All the estimates of revenue which have been transmitted during this session, having necessarily been made in conformity with the existing laws, were predicated on the supposed absolute prohibition of British produce and manufactures. These, in ordinary times, amounted to more than one-half of the foreign merchandise consumed in the United States. The actual exclusion of the greater part of the articles of our own growth from France, Holland, and Germany, the consequent nullity of our commerce with those countries, and the conquest by Great Britain of their colonies, still more lessens the proportion of foreign articles which may be imported from other countries than the British dominions.
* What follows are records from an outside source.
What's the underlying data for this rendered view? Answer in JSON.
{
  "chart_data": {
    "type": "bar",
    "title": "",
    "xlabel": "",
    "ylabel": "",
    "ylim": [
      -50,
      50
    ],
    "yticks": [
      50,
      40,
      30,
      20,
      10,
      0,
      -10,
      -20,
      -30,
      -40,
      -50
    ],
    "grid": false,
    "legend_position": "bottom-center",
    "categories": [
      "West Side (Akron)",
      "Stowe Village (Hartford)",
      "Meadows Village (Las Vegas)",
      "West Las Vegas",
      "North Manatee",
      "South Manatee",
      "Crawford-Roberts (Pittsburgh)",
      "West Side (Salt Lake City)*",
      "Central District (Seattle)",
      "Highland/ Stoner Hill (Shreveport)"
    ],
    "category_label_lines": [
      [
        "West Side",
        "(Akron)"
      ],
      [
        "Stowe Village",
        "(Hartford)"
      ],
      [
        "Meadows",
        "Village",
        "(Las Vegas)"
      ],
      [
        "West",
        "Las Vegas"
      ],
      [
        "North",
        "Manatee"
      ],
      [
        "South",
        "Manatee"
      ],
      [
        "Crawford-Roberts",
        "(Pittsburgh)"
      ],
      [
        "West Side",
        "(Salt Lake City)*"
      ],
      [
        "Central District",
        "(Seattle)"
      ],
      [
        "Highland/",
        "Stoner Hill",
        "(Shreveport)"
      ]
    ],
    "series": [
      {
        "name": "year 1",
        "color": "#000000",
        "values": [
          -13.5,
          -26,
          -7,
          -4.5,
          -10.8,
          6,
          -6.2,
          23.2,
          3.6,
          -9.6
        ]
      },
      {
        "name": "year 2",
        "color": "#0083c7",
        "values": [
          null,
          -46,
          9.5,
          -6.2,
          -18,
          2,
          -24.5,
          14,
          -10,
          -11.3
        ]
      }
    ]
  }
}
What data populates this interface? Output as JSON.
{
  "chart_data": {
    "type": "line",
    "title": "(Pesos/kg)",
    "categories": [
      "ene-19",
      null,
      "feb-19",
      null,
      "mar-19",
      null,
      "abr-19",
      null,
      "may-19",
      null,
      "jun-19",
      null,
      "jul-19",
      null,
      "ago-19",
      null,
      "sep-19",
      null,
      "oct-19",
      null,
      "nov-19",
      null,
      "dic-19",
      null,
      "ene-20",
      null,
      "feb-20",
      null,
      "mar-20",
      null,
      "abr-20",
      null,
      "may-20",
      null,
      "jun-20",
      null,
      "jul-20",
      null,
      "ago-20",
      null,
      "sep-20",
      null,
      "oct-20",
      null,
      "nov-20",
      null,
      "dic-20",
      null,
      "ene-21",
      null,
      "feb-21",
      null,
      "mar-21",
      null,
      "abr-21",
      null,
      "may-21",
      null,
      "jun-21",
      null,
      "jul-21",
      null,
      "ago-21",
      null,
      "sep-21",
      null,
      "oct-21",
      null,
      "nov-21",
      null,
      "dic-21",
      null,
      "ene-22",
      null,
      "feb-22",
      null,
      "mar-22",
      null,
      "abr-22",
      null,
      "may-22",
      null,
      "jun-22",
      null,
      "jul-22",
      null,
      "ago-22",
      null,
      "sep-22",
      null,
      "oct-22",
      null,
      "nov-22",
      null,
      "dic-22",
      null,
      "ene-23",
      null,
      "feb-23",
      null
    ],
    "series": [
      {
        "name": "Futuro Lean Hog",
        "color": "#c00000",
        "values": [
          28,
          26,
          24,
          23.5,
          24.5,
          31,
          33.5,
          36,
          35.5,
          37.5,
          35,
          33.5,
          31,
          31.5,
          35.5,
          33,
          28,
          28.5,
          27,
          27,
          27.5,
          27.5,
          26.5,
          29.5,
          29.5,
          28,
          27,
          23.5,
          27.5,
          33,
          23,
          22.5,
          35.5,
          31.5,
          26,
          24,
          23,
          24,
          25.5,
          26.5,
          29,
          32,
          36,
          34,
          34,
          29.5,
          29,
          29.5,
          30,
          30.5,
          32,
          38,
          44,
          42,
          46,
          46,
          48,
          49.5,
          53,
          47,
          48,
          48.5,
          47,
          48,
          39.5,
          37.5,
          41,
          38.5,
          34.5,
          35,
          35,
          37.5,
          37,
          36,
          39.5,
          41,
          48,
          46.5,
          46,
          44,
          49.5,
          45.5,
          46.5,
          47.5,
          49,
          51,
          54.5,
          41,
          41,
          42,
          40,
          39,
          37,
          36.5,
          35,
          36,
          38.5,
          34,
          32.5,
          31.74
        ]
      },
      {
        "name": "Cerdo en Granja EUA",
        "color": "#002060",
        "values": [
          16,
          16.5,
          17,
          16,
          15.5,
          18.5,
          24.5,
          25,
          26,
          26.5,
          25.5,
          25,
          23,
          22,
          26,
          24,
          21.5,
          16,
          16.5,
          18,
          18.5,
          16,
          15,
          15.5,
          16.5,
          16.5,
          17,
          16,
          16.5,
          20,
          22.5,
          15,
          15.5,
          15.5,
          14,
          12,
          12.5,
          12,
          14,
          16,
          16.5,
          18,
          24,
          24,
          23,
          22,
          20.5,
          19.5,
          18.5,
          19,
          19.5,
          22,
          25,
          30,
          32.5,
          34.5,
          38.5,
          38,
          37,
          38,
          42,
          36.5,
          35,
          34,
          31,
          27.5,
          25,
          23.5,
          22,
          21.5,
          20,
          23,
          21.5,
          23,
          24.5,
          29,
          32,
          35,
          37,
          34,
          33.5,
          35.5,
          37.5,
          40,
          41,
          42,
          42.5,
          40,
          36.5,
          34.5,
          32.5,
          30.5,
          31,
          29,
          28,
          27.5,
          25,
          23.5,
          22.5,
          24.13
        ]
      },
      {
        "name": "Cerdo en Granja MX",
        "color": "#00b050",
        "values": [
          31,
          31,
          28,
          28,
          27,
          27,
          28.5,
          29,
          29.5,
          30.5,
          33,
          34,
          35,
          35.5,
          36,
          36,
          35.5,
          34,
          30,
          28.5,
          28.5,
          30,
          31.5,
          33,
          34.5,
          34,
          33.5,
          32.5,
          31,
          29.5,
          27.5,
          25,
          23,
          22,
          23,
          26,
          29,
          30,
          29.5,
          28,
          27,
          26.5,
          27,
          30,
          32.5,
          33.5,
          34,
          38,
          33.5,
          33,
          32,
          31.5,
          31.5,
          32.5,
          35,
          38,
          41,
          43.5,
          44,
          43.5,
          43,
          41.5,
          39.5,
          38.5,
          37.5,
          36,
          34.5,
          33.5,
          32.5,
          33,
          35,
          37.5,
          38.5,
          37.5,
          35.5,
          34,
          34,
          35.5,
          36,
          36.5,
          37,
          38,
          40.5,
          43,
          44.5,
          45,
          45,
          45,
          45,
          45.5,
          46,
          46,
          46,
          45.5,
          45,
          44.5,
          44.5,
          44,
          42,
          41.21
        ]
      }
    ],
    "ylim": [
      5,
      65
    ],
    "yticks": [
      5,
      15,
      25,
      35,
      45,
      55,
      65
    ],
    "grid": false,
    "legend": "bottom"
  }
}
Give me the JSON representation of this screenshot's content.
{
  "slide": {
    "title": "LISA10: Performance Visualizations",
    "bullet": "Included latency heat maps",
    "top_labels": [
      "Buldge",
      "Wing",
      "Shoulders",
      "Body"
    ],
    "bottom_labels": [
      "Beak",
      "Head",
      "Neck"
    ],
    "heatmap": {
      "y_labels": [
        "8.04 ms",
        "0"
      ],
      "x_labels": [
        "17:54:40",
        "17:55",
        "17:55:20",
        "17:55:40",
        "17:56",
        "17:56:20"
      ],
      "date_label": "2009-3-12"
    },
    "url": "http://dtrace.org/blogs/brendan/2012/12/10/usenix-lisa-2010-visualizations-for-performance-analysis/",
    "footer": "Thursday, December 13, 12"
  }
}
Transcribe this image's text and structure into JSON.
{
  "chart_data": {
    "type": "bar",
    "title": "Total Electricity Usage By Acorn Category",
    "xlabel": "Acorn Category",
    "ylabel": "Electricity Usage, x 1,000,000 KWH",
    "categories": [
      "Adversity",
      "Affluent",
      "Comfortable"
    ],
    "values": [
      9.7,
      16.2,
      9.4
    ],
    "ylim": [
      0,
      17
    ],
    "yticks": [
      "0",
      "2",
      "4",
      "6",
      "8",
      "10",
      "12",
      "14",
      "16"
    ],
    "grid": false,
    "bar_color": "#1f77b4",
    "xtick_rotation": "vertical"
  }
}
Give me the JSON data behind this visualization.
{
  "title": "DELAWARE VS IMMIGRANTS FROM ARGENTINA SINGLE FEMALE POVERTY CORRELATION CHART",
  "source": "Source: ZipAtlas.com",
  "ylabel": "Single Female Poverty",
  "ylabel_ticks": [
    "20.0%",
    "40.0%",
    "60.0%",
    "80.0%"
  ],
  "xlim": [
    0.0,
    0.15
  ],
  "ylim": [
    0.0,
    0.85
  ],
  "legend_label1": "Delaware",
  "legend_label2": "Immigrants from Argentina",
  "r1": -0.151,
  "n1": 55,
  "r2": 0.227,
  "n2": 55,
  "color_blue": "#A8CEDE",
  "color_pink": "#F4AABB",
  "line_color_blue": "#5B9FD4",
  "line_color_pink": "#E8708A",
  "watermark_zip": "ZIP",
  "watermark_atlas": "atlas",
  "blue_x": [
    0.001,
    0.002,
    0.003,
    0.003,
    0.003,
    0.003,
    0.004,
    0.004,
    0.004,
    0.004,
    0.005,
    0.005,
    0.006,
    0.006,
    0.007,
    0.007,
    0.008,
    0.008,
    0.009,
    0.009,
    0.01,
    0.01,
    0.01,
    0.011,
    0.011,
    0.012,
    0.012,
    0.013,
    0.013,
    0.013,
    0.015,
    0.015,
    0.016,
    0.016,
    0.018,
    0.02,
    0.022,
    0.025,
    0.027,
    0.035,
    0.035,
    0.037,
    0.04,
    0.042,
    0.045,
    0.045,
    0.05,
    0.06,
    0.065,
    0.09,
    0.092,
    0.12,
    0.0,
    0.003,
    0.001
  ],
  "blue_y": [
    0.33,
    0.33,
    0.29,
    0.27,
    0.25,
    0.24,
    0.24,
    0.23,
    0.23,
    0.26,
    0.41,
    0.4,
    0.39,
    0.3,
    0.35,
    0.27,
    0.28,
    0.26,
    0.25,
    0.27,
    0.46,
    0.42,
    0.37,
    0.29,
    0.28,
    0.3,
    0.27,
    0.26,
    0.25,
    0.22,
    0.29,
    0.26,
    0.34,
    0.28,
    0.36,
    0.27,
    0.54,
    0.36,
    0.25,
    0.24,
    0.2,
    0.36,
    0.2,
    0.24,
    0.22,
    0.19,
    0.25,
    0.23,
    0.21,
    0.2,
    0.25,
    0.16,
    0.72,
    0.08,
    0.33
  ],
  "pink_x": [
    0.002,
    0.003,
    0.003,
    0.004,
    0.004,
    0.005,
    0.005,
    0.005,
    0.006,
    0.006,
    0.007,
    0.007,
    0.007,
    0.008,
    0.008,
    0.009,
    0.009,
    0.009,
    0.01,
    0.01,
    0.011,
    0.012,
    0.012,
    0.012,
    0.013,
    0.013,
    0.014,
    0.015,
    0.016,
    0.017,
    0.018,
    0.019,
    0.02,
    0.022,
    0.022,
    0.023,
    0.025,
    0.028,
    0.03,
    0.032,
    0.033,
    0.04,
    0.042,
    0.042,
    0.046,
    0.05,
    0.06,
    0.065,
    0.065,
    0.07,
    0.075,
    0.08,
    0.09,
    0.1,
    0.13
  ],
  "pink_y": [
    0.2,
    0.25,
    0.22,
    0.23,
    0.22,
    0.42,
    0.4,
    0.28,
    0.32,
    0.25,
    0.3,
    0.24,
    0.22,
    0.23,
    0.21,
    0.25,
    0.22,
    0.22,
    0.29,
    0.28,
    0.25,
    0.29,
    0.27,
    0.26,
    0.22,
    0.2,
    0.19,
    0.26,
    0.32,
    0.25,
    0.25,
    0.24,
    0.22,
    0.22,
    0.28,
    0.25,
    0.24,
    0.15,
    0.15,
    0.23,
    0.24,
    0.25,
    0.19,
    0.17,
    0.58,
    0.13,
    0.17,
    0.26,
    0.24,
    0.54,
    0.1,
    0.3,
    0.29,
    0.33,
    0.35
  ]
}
It is therefore evident that the amount of duties on importations will be more than doubled in the event of a suspension of the Non-Importation, and that they will, whilst that suspension continues, afford a revenue at least equivalent to the estimated amount of the proposed direct tax, internal duties, additional tonnage, and diminution of drawbacks. All these may be dispensed with, so long as the suspension continues, provided that the contemplated increase of one hundred per cent, on the duties on importations shall take place.
It is not believed that the result would be materially affected by a modification or partial instead of an absolute suspension of the Non-Importation. For the amount of importations would be principally regulated by the amount of American funds already in England, and by the subsequent consumption of American produce in Great Britain, Spain, and Portugal, and the British West Indies respectively. If a discrimination be thought eligible, it would seem that the articles entitled to preference are colonial produce, particularly rum, coarse woollens, middle-price cotton goods, Irish linens, earthen and glass ware, hardware, and manufactures of steel, tin, brass, and copper. Fine cloths, muslins, plain cotton goods, manufactures of silk, hemp, flax (with the above exception), and leather, paper, hats, shoes, and millinery may either be altogether supplied by domestic manufactures or dispensed with.
The annual importations of British, colonial, and domestic produce and manufactures could not be estimated at less than thirty-five millions of dollars. Supposing (on the same grounds on which the other estimates of duties on importation in time of war were made) that the war and other restrictions should reduce the amount to one-half, the proposed double duties collected on the residue would produce a net revenue of at least five millions of dollars, and greater, therefore, than all the proposed internal taxes and duties and additional tonnage duty.
Permit me, however, to observe, with respect to this last duty, that, so far as relates to foreign vessels, the proposed addition appears necessary, and is hardly sufficient to compensate the great advantages which war will give them over American vessels in the American commerce.
It is proper to add that all the bills for laying and collecting the direct tax and internal duties have been prepared in conformity with the former request of the committee, so that the whole subject may be taken up at this or any other time without any delay on the part of the Treasury. The only detail on which the information is not as complete as might be desired is that of the quotas of the direct tax intended to be laid on the several counties in each State. It is also believed that the system has been prepared in such manner that it may be organized and all the taxes be in full operation in the month of April next, provided the laws are enacted before the commencement of the year 1813.
I have the honor to be, with great respect, sir, your obedient servant.